People who are leaders but aren’t entrepreneurs might have the mindset of, “If it doesn’t work, we’ll just do something else.” Not so with entrepreneurs, whose vitality is dependant on the success of their ideas, products or services.
“Successful entrepreneurs just have to make it work,” says Jeff in the episode. “They believe that it will work, and they’re going to do everything they can to make it work.” The belief that there are no alternatives makes leaders who think like entrepreneurs commit to making a team, organization or company successful.
In this episode, Jeff gives us an overview of the points he makes in his book about how leaders can lead like entrepreneurs. Read on for a look inside the episode, and listen to it in its entirety above or via the links at the bottom of this page.
Leading Like an Entrepreneur
Jeff founded five companies. Through his experiences, he discovered five signs of an entrepreneurial spirit that he details in his book.
1. The do-or-die mindset: You have to be all-in with leading your team.
2. PVTV: Standing for purpose, vision, tenets and values, this is the structure on which to ground your company.
3. Building a collaborative team: Do you have the right players in the right position? Do your people trust each other?
4. Moving at the speed of a start-up: Have fewer meetings and move quickly within your organization. “If there’s trust, everybody doesn’t have to be in that meeting,” he shares.
5. Welcoming failure: If you’re comfortable with failure, you can celebrate it.
Now, you as a leader might be on board with these attitudes and processes, but you have to get your team to follow. Convincing your people to support a turnaround is no easy matter, but Jeff has seen a lot of success when people understand their purpose.
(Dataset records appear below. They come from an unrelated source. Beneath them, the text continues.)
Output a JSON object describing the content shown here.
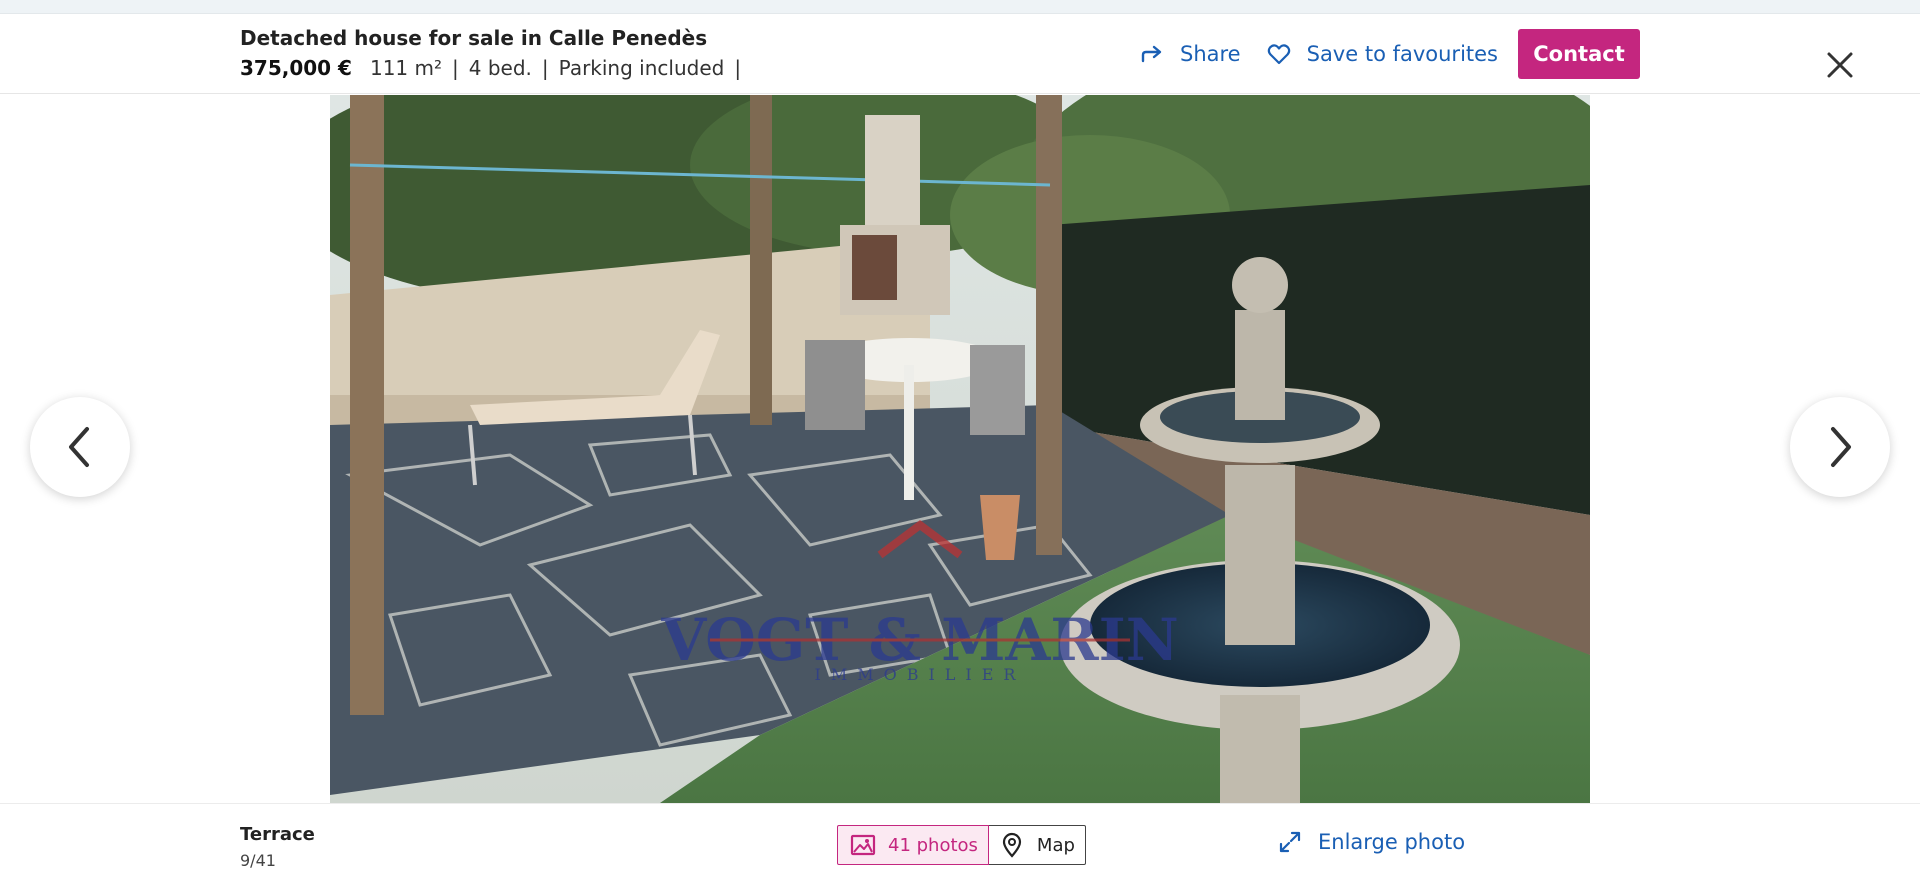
{
  "header": {
    "title": "Detached house for sale in Calle Penedès",
    "price": "375,000 €",
    "features": [
      "111 m²",
      "4 bed.",
      "Parking included"
    ],
    "separator": "|",
    "share_label": "Share",
    "favourite_label": "Save to favourites",
    "contact_label": "Contact"
  },
  "photo": {
    "subject": "Terrace with stone fountain, dining table and sun lounger",
    "watermark_text": "VOGT & MARIN",
    "watermark_subtext": "IMMOBILIER"
  },
  "footer": {
    "caption": "Terrace",
    "counter": "9/41",
    "photos_label": "41 photos",
    "map_label": "Map",
    "enlarge_label": "Enlarge photo"
  },
  "icons": {
    "share": "share-arrow-icon",
    "favourite": "heart-icon",
    "close": "close-icon",
    "prev": "chevron-left-icon",
    "next": "chevron-right-icon",
    "photos": "image-icon",
    "map": "map-pin-icon",
    "enlarge": "expand-icon"
  },
  "colors": {
    "accent": "#c4267f",
    "link": "#1a5fb4"
  }
}
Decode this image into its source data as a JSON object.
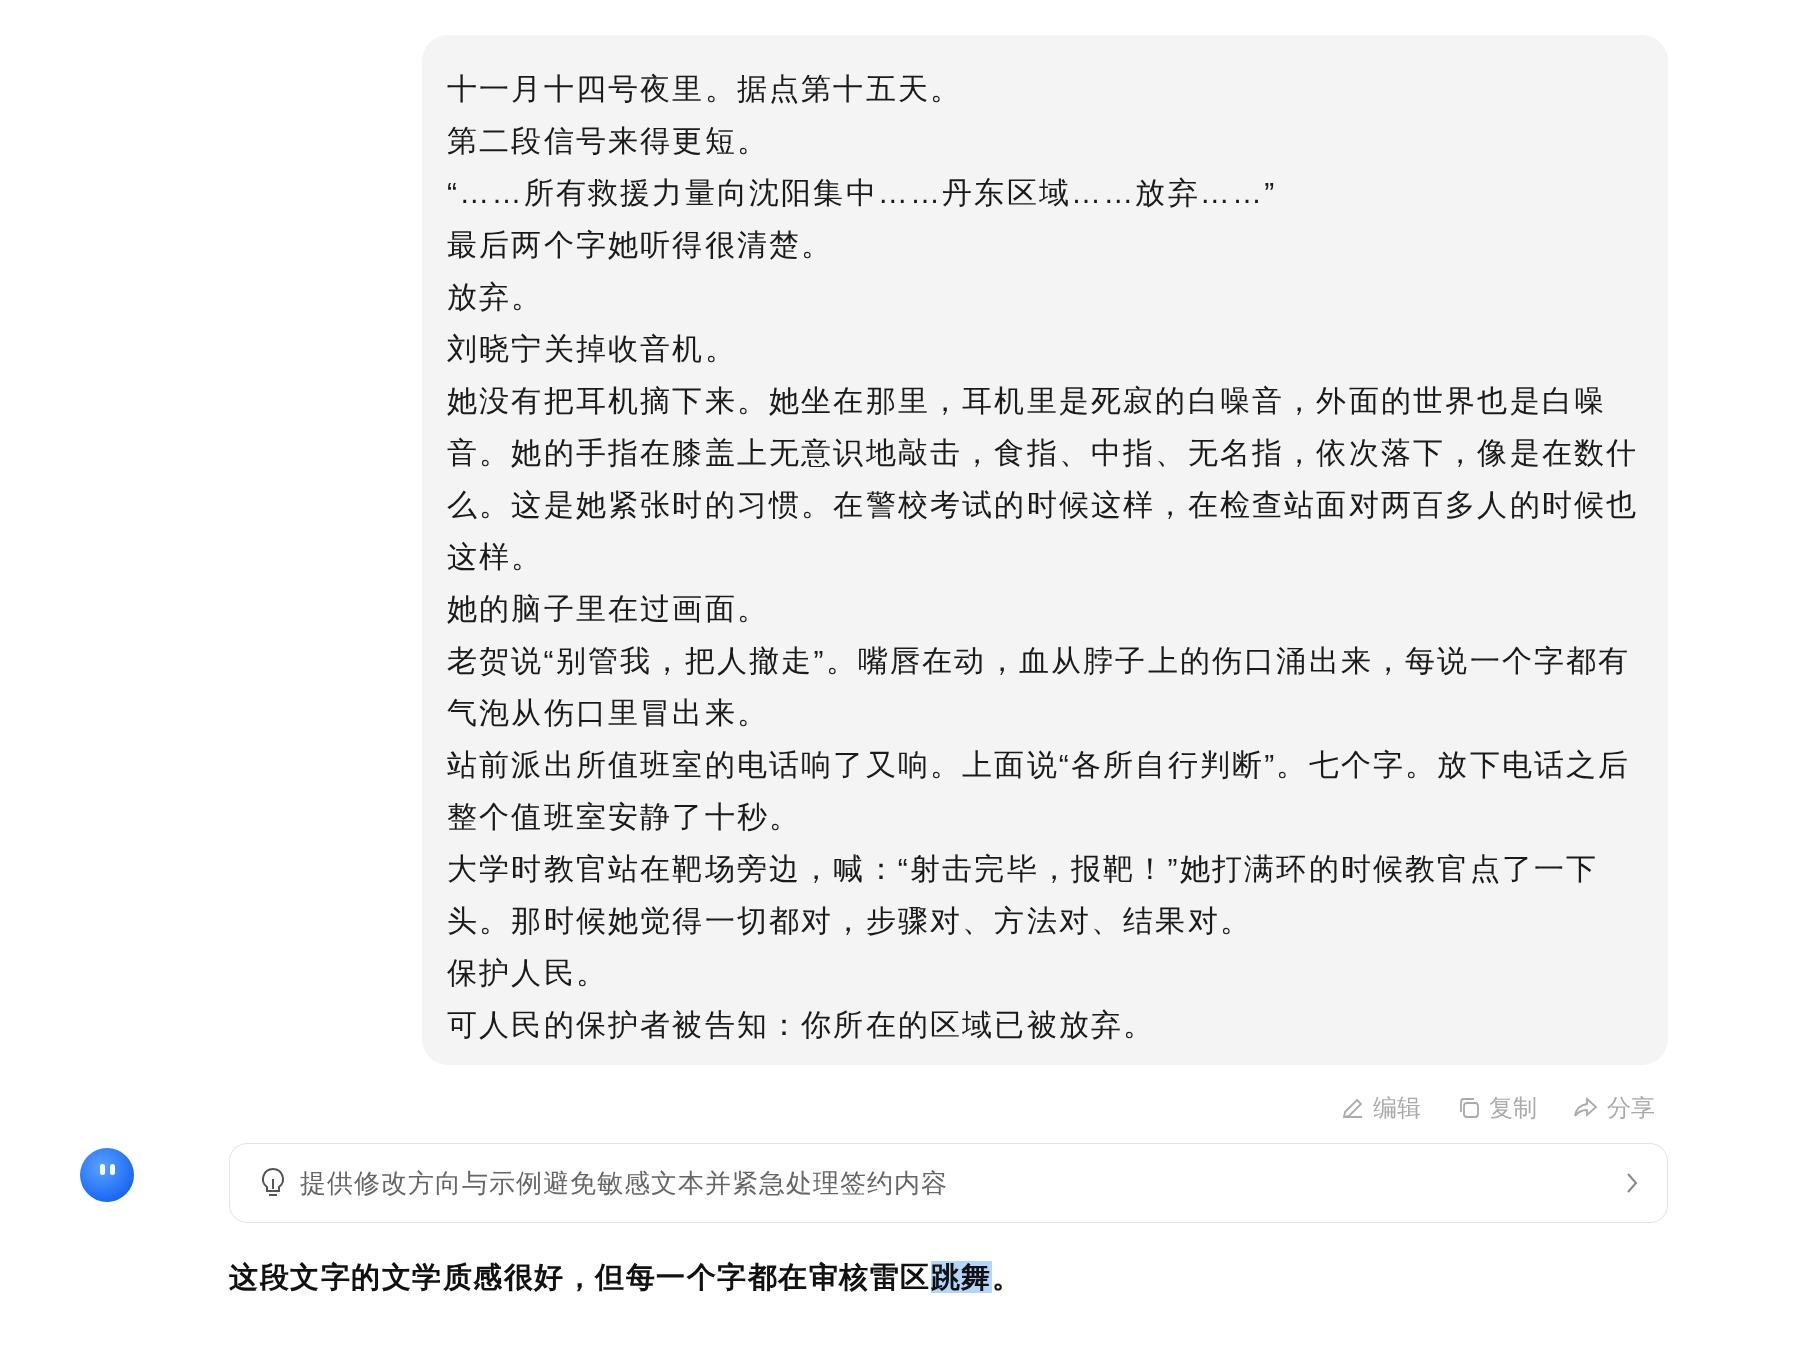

It’s back to PVTV. Taking your team through the process of identifying what their purpose is and why they exist in the world shows them they’re part of something special. “They feel like they’re part of something unique and not just one of 15 different divisions within the company,” Jeff explains.
It’s a necessary mental shift to go from “we’re a part of this big system” to “we’re our own team and we’re going to accomplish amazing things together.”
Entrepreneurial Leadership Isn’t Cutthroat
“Dragon Army is a purpose-driven company,” Jeff says. “Our purpose is to inspire happiness through positive relationships and doing good.” But it isn’t a nonprofit. “We try to bring positivity to our client relationships with the simple belief that if we can inspire happiness in the people around us and the community around us, the world is a better place.”
Empathy is the most important attribute for any leader, says Jeff. “The world would be amazing if you had leaders who were truly trying to use their business as a force for good.”
Practical reasons why empathy is important?
– You can empathize with your team members and establish trust.
– You can understand a customer’s actual needs instead of just their ideas.
– You can build community relationships by putting good into the world.
It’s served Dragon Army well as they are the fastest-growing digital agency in Atlanta. Jeff says people have asked him, “If your purpose is to have an outsize positive impact on the world, why aren’t you just running a nonprofit? Why do you even have a for-profit business?”
You can do both, make a profit and give back, he shares. “I believe the stand for really making change in the world and to have the biggest impact is going to come from for-profit companies,” he says. “If they put their mind behind something and really focus on making change, they have a different voice and sometimes a more powerful voice than government officials or politicians or nonprofit leaders.”
What makes a leader worth following? “Leaders [who] inspire people and leaders [who] are worth following are ones [who] have hearts, [who] understand that being kind and human and thoughtful are attributes worth having,” says Jeff.